10.12.2020     0
 

Античная архитектура, или история движения идей


Первая часть интервью с Максимом Атаянцем

Почему исследователи раз за разом переписывают историю античной архитектуры? Какие загадки таит в себе Пантеон? И что холодные камни могут рассказать о политической истории двухтысячелетней давности? Мы начинаем публикацию интервью с архитектором и художником Максимом Борисовичем Атаянцем. 

До того, как я познакомился с вашими исследованиями, мне казалось, что изучение классической, античной архитектуры в современном мире — уже во многом отжившая, архивная отрасль, поскольку практически все памятники того времени были детально изучены в прошлом. 

К сожалению, у многих, кто не имеет отношения к изучению античности, возникает подобное впечатление. Однако, эта отрасль продолжает чрезвычайно активно развиваться, и за последние 20–25 лет были сделаны очень крупные открытия.

В этой связи нужно вспомнить известнейшего историка и переводчика античной литературы Михаила Леоновича Гаспарова, который писал, что античность в любом случае закончилась, она завершена и она в нас не нуждается. Но, при этом, каждая последующая эпоха берет от античности что-то своё.

В качестве примера, лучше всего иллюстрирующего данную мысль, приведу следующее. Мы с восторгом рассматриваем футурологические зарисовки 1800, 1900 или 1950-го года, в которых представлен грядущий 2000-й год.  Однако они почти ничего не говорят нам о самом 2000 годе, но очень многое — о том обществе, в котором возникли. И если мы вместо будущего представим прошлое, как это ни удивительно, возникнет почти та же самая ситуация. Неслучайно реконструкции античных памятников 1960-х годов сильнейшим образом отличались от реконструкций античных памятников, например, 1870-х годов.

Уильям Макдональд в своей книге, посвященной Пантеону, писал, что в Соединенных Штатах в одном из центральных музеев стоял грандиозный макет реконструированного Пантеона, сделанный очень достоверно и качественно в конце XIX века. Тем не менее в 60-е годы было принято решение убрать его из экспозиции, потому что на тот момент он болезненно остро напоминал эклектическую архитектуру конца XIX века и нёс массу характерных черт этого периода. 

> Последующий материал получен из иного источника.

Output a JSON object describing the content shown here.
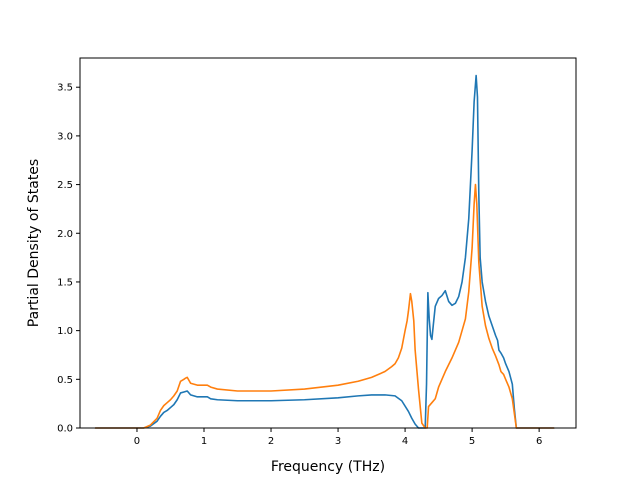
{
  "chart_data": {
    "type": "line",
    "title": "",
    "xlabel": "Frequency (THz)",
    "ylabel": "Partial Density of States",
    "xlim": [
      -0.85,
      6.55
    ],
    "ylim": [
      0.0,
      3.8
    ],
    "xticks": [
      0,
      1,
      2,
      3,
      4,
      5,
      6
    ],
    "yticks": [
      0.0,
      0.5,
      1.0,
      1.5,
      2.0,
      2.5,
      3.0,
      3.5
    ],
    "xtick_labels": [
      "0",
      "1",
      "2",
      "3",
      "4",
      "5",
      "6"
    ],
    "ytick_labels": [
      "0.0",
      "0.5",
      "1.0",
      "1.5",
      "2.0",
      "2.5",
      "3.0",
      "3.5"
    ],
    "grid": false,
    "legend": "none",
    "series": [
      {
        "color": "#1f77b4",
        "x": [
          -0.62,
          0.0,
          0.1,
          0.2,
          0.3,
          0.35,
          0.4,
          0.45,
          0.5,
          0.55,
          0.6,
          0.65,
          0.7,
          0.75,
          0.8,
          0.9,
          1.0,
          1.05,
          1.1,
          1.2,
          1.5,
          2.0,
          2.5,
          3.0,
          3.3,
          3.5,
          3.7,
          3.85,
          3.95,
          4.05,
          4.1,
          4.15,
          4.2,
          4.25,
          4.3,
          4.32,
          4.34,
          4.36,
          4.38,
          4.4,
          4.42,
          4.45,
          4.5,
          4.55,
          4.6,
          4.65,
          4.7,
          4.75,
          4.8,
          4.85,
          4.9,
          4.95,
          5.0,
          5.03,
          5.06,
          5.08,
          5.1,
          5.12,
          5.15,
          5.2,
          5.25,
          5.3,
          5.35,
          5.38,
          5.4,
          5.43,
          5.47,
          5.5,
          5.55,
          5.6,
          5.63,
          5.66,
          5.7,
          5.8,
          6.0,
          6.22
        ],
        "y": [
          0.0,
          0.0,
          0.0,
          0.02,
          0.07,
          0.12,
          0.16,
          0.18,
          0.21,
          0.24,
          0.29,
          0.36,
          0.37,
          0.38,
          0.34,
          0.32,
          0.32,
          0.32,
          0.3,
          0.29,
          0.28,
          0.28,
          0.29,
          0.31,
          0.33,
          0.34,
          0.34,
          0.33,
          0.28,
          0.17,
          0.1,
          0.04,
          0.0,
          0.0,
          0.0,
          0.45,
          1.39,
          1.12,
          0.95,
          0.91,
          1.05,
          1.25,
          1.33,
          1.36,
          1.41,
          1.3,
          1.26,
          1.28,
          1.35,
          1.5,
          1.75,
          2.15,
          2.85,
          3.35,
          3.62,
          3.4,
          2.4,
          1.75,
          1.5,
          1.3,
          1.15,
          1.05,
          0.95,
          0.9,
          0.8,
          0.77,
          0.72,
          0.66,
          0.58,
          0.45,
          0.2,
          0.0,
          0.0,
          0.0,
          0.0,
          0.0
        ]
      },
      {
        "color": "#ff7f0e",
        "x": [
          -0.62,
          0.0,
          0.1,
          0.2,
          0.3,
          0.35,
          0.4,
          0.45,
          0.5,
          0.55,
          0.6,
          0.65,
          0.7,
          0.72,
          0.75,
          0.8,
          0.9,
          1.0,
          1.05,
          1.1,
          1.2,
          1.5,
          2.0,
          2.5,
          3.0,
          3.3,
          3.5,
          3.7,
          3.8,
          3.85,
          3.9,
          3.95,
          4.0,
          4.03,
          4.05,
          4.08,
          4.1,
          4.13,
          4.15,
          4.2,
          4.25,
          4.3,
          4.33,
          4.35,
          4.4,
          4.45,
          4.5,
          4.6,
          4.7,
          4.8,
          4.9,
          4.95,
          5.0,
          5.03,
          5.05,
          5.07,
          5.1,
          5.15,
          5.2,
          5.25,
          5.3,
          5.35,
          5.4,
          5.43,
          5.47,
          5.5,
          5.55,
          5.6,
          5.63,
          5.66,
          5.7,
          5.8,
          6.0,
          6.22
        ],
        "y": [
          0.0,
          0.0,
          0.0,
          0.03,
          0.1,
          0.18,
          0.23,
          0.26,
          0.29,
          0.33,
          0.38,
          0.48,
          0.5,
          0.51,
          0.52,
          0.46,
          0.44,
          0.44,
          0.44,
          0.42,
          0.4,
          0.38,
          0.38,
          0.4,
          0.44,
          0.48,
          0.52,
          0.58,
          0.63,
          0.66,
          0.72,
          0.82,
          1.0,
          1.1,
          1.2,
          1.38,
          1.3,
          1.1,
          0.8,
          0.4,
          0.05,
          0.0,
          0.0,
          0.22,
          0.26,
          0.3,
          0.42,
          0.58,
          0.72,
          0.88,
          1.12,
          1.4,
          1.85,
          2.3,
          2.5,
          2.3,
          1.7,
          1.25,
          1.05,
          0.92,
          0.82,
          0.74,
          0.65,
          0.58,
          0.55,
          0.5,
          0.42,
          0.3,
          0.15,
          0.0,
          0.0,
          0.0,
          0.0,
          0.0
        ]
      }
    ]
  }
}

В качестве второго примера назовём реконструкции знаменитейшей Виллы Юпитера на Капри, построенной римским императором Тиберием. Существует современная реконструкция и вполне научная реконструкция середины XIX века, в которой присутствует стиль, присущий работам Лео фон Клёнце или Андрея Ивановича Штакеншнейдера. Это связано с тем, что дух эпохи проявляется и при работе с античными памятниками. Поэтому изучение античной архитектуры никогда не может устареть. Кроме того, и в наше время продолжают совершать находки или опровергать устоявшиеся прежде точки зрения.

Реконструкции виллы Тиберия. Современная работа — справа.

Вообще изучение античности — это прерогатива империй или государств, претендующих на это звание. Существует базовое представление, что одной из основ европейского духа является античность. Это привело в дальнейшем к необходимости легитимировать государство с помощью античной культуры и возникновению, например, Британского музея или Лувра. Именно поэтому догоняющие империи, подобные России, также стремились приобщиться к античности. Вспомните покупку статуй для Летнего сада в петровские времена. «Самой догоняющей» оказалась Германия, в которой кайзер Вильгельм II вкладывал огромное количество личных средств в бесконечные экспедиции, в строительство Пергамского музея и т. д. Это была попытка в какой-то мере присвоить достояние античности с помощью изучения ее памятников. По той же причине в послевоенное время в США возникла очень сильная школа антиковедения. 

В странах социалистического блока особняком стояла Польша, правительство которой организовывало наибольшее число археологических экспедиций: в Луксор, Карнак, Пальмиру, Северную Африку и много куда еще. Что касается Советского Союза, здесь отчасти наблюдалось противостояние античной культуре, которая воспринималась как часть европейского колониализма.

В советской историографии, посвящённой архитектурным и музейным памятникам тех стран, которые находились в орбите Советского Союза, например, Сирии или Алжира, прослеживается попытка искусственно отделить эти регионы с хорошо сохранившимися античными сооружениями от греко-римской традиции.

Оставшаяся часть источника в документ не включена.